DEPUTADO DIZ QUE QUILOMBOLAS, ÍNDIOS E HOMOSSEXUAIS SÃO “TUDO O QUE NÃO PRESTA” E INCITA VIOLÊNCIA

do Mobilização Nacional Indígena, sugerido pelo João Maneco, no Facebook

Um vídeo gravado em audiência pública com produtores rurais, em Vicente Dutra (RS), registra discursos de deputados da bancada ruralista estimulando que agricultores usem de segurança armada para expulsar indígenas do que consideram ser suas terras.

“Nós, os parlamentares, não vamos incitar a guerra, mas lhes digo: se fartem de guerreiros e não deixem um vigarista desses dar um passo na sua propriedade. Nenhum! Nenhum! Usem todo o tipo de rede. Todo mundo tem telefone. Liguem um para o outro imediatamente. Reúnam verdadeiras multidões e expulsem do jeito que for necessário”, diz o deputado Alceu Moreira (PMDB-RS). “A própria baderna, a desordem, a guerra é melhor do que a injustiça”, defende.

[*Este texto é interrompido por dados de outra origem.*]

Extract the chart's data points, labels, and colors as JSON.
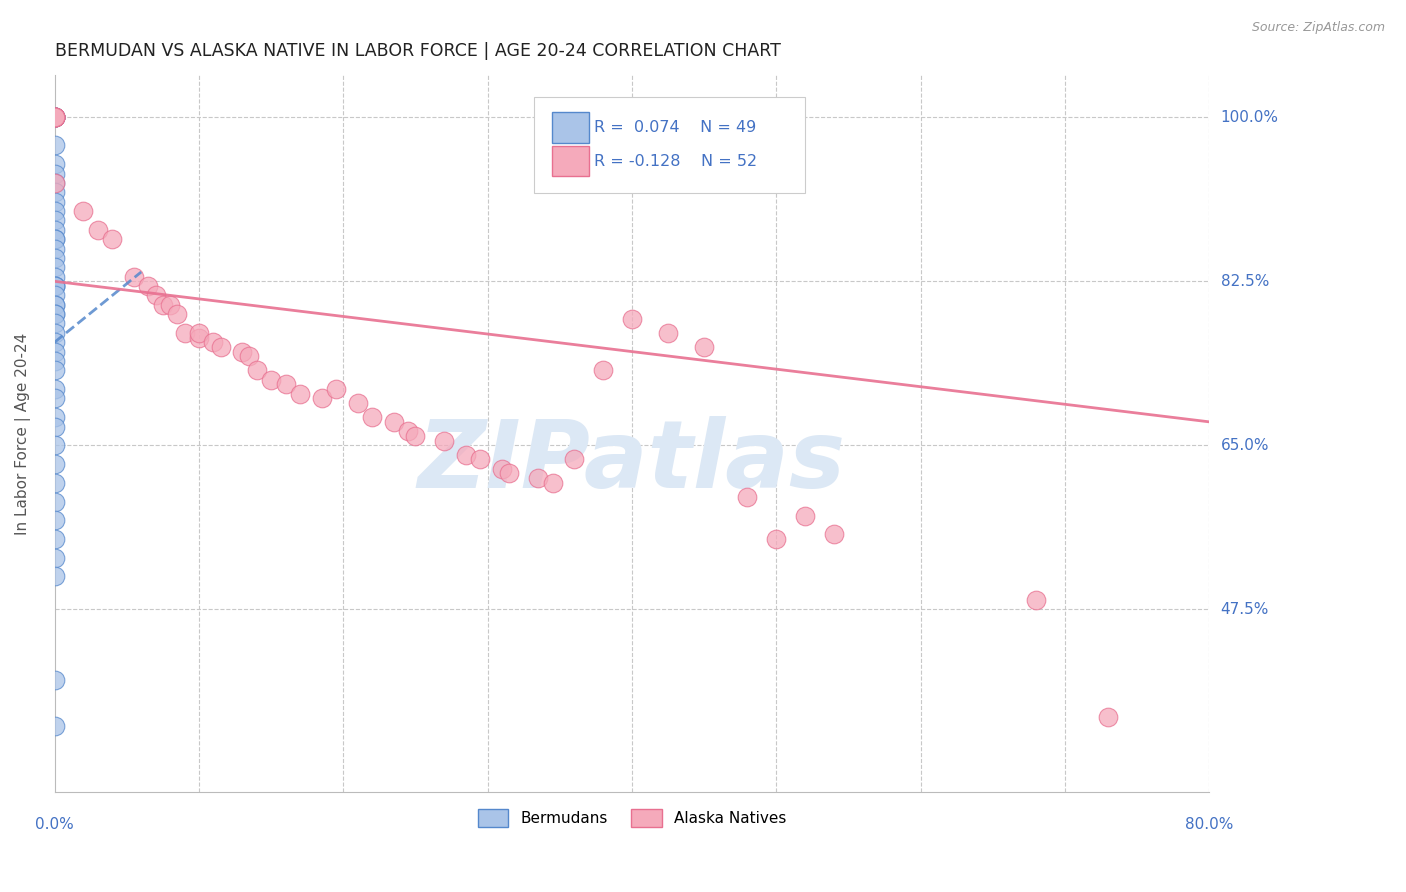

Ele afirma que o movimento pela demarcação de terras indígenas seria uma “vigarice orquestrada” pelo ministro da Secretaria Geral da Presidência da República, Gilberto Carvalho. Moreira diz também que tal movimento seria patrocinado pelo Ministério Público Federal, o qual, segundo ele, defenderia a “injustiça”.

No vídeo, o presidente da Frente Parlamentar da Agropecuária, deputado federal Luís Carlos Heinze (PP-RS), diz que índios, quilombolas, gays e lésbicas são “tudo que não presta”.

“Quando o governo diz: ‘nós queremos crescimento, desenvolvimento. Tem de ter fumo, tem de ter soja, tem de ter boi, tem de ter leite, tem de ter tudo, produção’. Ok! Financiamento. Estão cumprimentando os produtores: R$ 150 bilhões de financiamento. Agora, eu quero dizer para vocês: o mesmo governo, seu Gilberto Carvalho, também é ministro da presidenta Dilma. É ali que estão aninhados quilombolas, índios, gays, lésbicas. Tudo o que não presta ali está aninhado”, discursa Heinze.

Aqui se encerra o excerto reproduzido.